In contrast, U.S. Treasury bond holders are more diversified. As of the end of 2022, 29.7% of U.S. Treasury bonds were held by overseas investors, and among domestic holders, the Federal Reserve, commercial banks, government funds, and other institutions held 20.7%, 7.3%, 6.1%, and 36.2% of U.S. Treasury bonds, respectively. Compared with commercial banks, the Federal Reserve is a more important holder of U.S. Treasury bonds. Although the Federal Reserve has initiated a continuous balance sheet reduction, it currently still holds more than 5 trillion U.S. dollars in U.S. Treasury bonds, accounting for 61.6% of the total scale of the Federal Reserve's balance sheet.The Federal Reserve's significant holding of U.S. Treasury securities is closely related to its substantial increase in U.S. Treasury bond holdings during the COVID-19 pandemic shock response. At that time, the Fed injected liquidity into the market by massively purchasing U.S. Treasury bonds, while also pushing down U.S. Treasury bond yields, which could reduce the coupon rates of newly issued U.S. Treasury bonds and alleviate the interest burden on U.S. debt. This represents another difference in the coordination of monetary policy between China and the United States from a macro policy perspective.

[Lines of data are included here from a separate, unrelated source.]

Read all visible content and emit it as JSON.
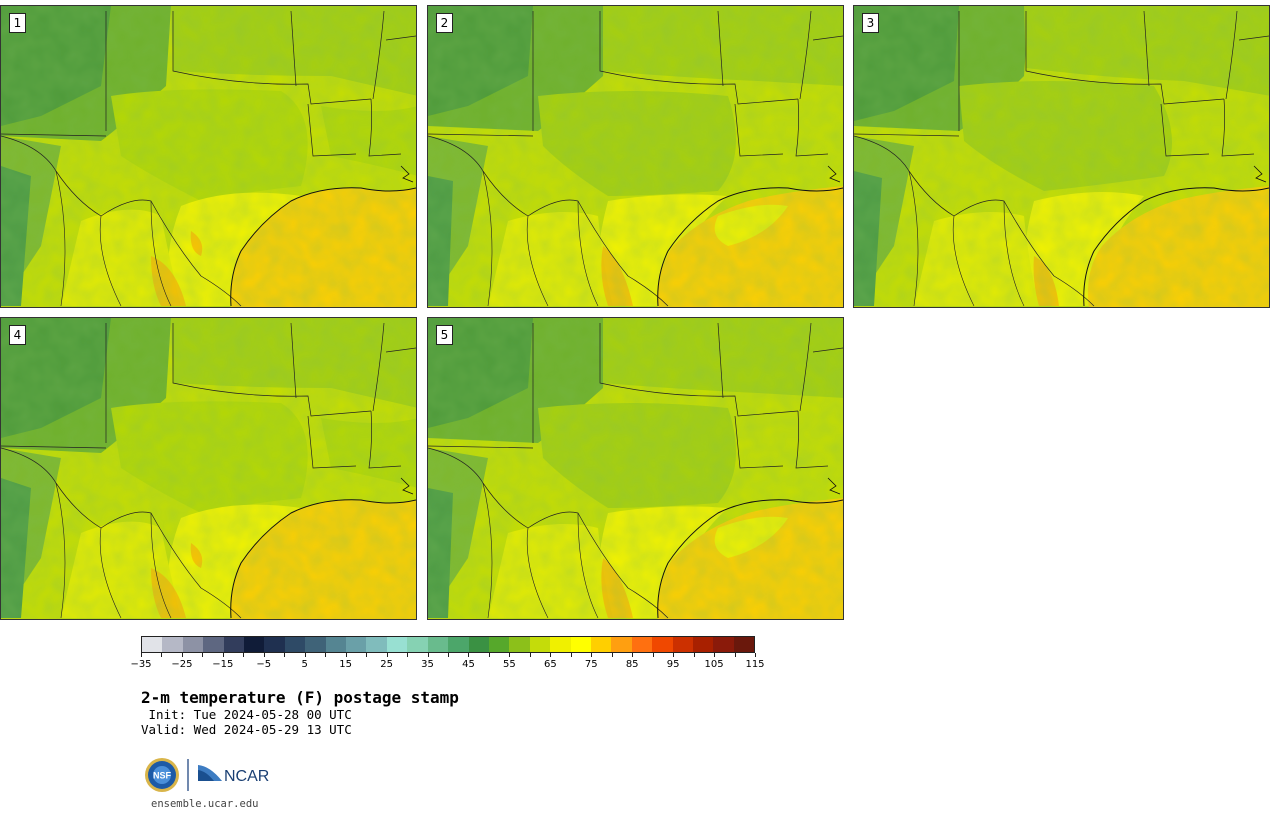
{
  "panels": [
    {
      "label": "1"
    },
    {
      "label": "2"
    },
    {
      "label": "3"
    },
    {
      "label": "4"
    },
    {
      "label": "5"
    }
  ],
  "colorbar": {
    "colors": [
      "#e1e3e8",
      "#b5b8c6",
      "#8d92a5",
      "#5e6781",
      "#323d5c",
      "#101c38",
      "#1f3050",
      "#2e4a66",
      "#3f6378",
      "#558592",
      "#6aa0a8",
      "#80bcbc",
      "#98e0d2",
      "#86d2b3",
      "#69bb8d",
      "#4ca66a",
      "#3a9143",
      "#56a82b",
      "#8cc01a",
      "#c4dc0a",
      "#f0f000",
      "#ffff00",
      "#ffcf00",
      "#ff9f10",
      "#ff7010",
      "#f04800",
      "#cc3000",
      "#a82000",
      "#8a1a0a",
      "#6a180c"
    ],
    "tick_labels": [
      "−35",
      "−25",
      "−15",
      "−5",
      "5",
      "15",
      "25",
      "35",
      "45",
      "55",
      "65",
      "75",
      "85",
      "95",
      "105",
      "115"
    ]
  },
  "title": "2-m temperature (F) postage stamp",
  "init_line": " Init: Tue 2024-05-28 00 UTC",
  "valid_line": "Valid: Wed 2024-05-29 13 UTC",
  "logos": {
    "nsf": "NSF",
    "ncar": "NCAR"
  },
  "url": "ensemble.ucar.edu"
}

V. Different Considerations of External Spillover Effects in Monetary Policy Between China and the U.S.

As the dominant currency in the international financial system, U.S. dollar liquidity is ubiquitous globally, and the external spillover effects of the Fed's monetary policy are also very evident. As early as the 1970s, during President Nixon's tenure, U.S. Treasury Secretary Connally once said, "The dollar is our currency, but it's your problem!" This statement highlighted the asymmetric impact of the Fed's monetary policy on domestic and overseas economies. The aggressiveness of the Fed's interest rate hikes in this cycle is rare, and it has also produced a strong external spillover effect. The euro depreciated significantly against the U.S. dollar, even falling below parity with the U.S. dollar in July 2022 for the first time since 2002.

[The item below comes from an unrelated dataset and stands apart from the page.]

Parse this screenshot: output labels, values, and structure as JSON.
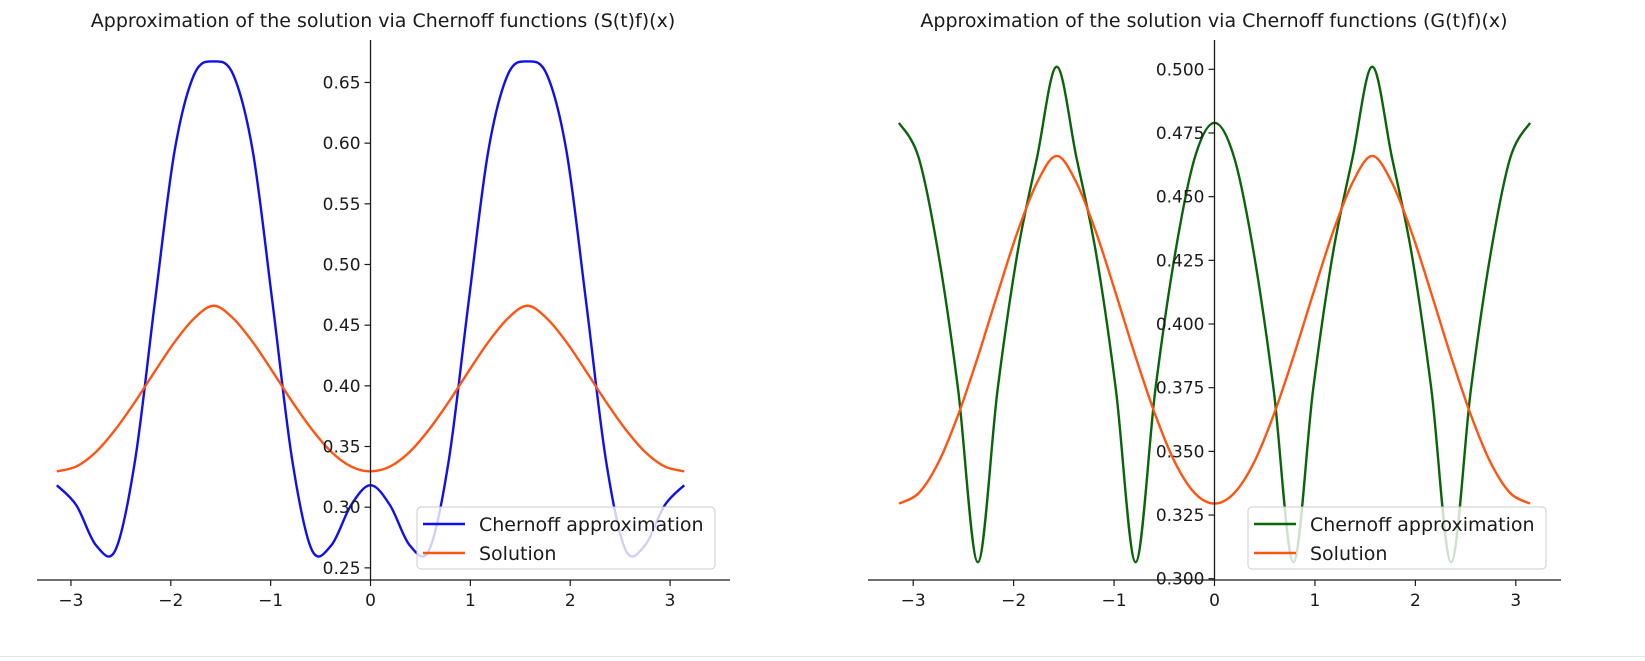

China's monetary policy, while focusing on domestic priorities, also needs to consider both internal and external balance. Currently, at a critical period for economic recovery, it is essential to continue strengthening counter-cyclical regulation, which will help to consolidate the foundation for economic stability and recovery. However, intensifying counter-cyclical regulation may continue to exacerbate the divergence between Chinese and U.S. monetary policies. From an overseas perspective, the recent Jackson Hole Global Central Bank Summit was held. At this summit, both Fed Chairman Powell and ECB President Lagarde expressed concerns about inflation that far outweighed their concerns about economic downturn, conveying a "hawkish" signal that exceeded market expectations.

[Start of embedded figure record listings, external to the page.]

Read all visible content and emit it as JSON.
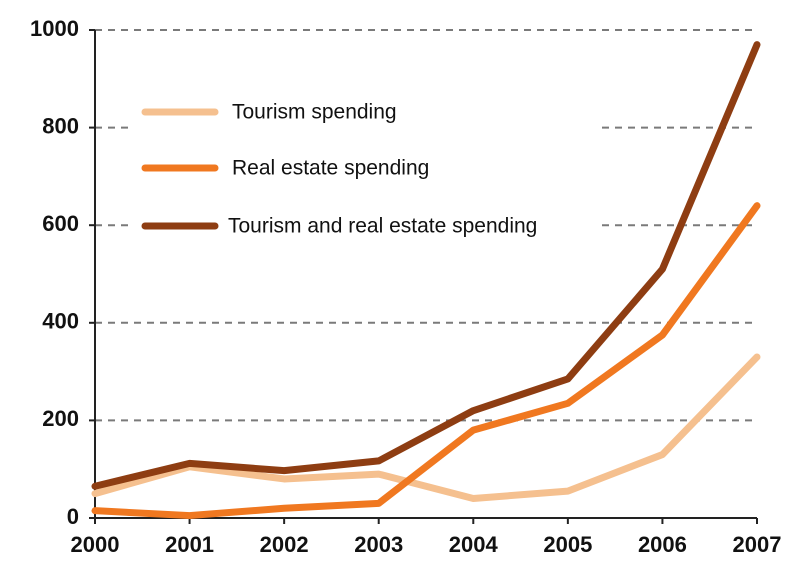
{
  "chart_data": {
    "type": "line",
    "title": "",
    "xlabel": "",
    "ylabel": "",
    "x": [
      "2000",
      "2001",
      "2002",
      "2003",
      "2004",
      "2005",
      "2006",
      "2007"
    ],
    "ylim": [
      0,
      1000
    ],
    "yticks": [
      0,
      200,
      400,
      600,
      800,
      1000
    ],
    "grid": "horizontal-dashed",
    "legend_position": "top-left",
    "series": [
      {
        "name": "Tourism spending",
        "color": "#f5c08f",
        "values": [
          50,
          105,
          80,
          90,
          40,
          55,
          130,
          330
        ]
      },
      {
        "name": "Real estate spending",
        "color": "#f07820",
        "values": [
          15,
          5,
          20,
          30,
          180,
          235,
          375,
          640
        ]
      },
      {
        "name": "Tourism and real estate spending",
        "color": "#8e3d12",
        "values": [
          65,
          112,
          97,
          117,
          220,
          285,
          510,
          970
        ]
      }
    ]
  }
}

The signaling effect of China's interest rate adjustments is quite significant, and monetary policy relies more on the regulation of reserve requirement ratios. Currently, the weighted average reserve requirement ratio of Chinese financial institutions is about 7.6%, and there is still some policy space.

In summary, there are many reasons for the differences in monetary policy regulation between China and the U.S. In addition to the different monetary policy decision-making mechanisms, an important factor is that China's economy is primarily based on indirect financing, where the commercial banking system plays a key role in the implementation of monetary policy, and the efficiency of China's reserve requirement ratio policy is relatively higher. Currently, the interest rate elasticity of investment and consumption in China is low, the goals of monetary policy are diversified, and the need to balance internal and external factors also contributes to the differences in the methods of monetary policy regulation between China and the U.S.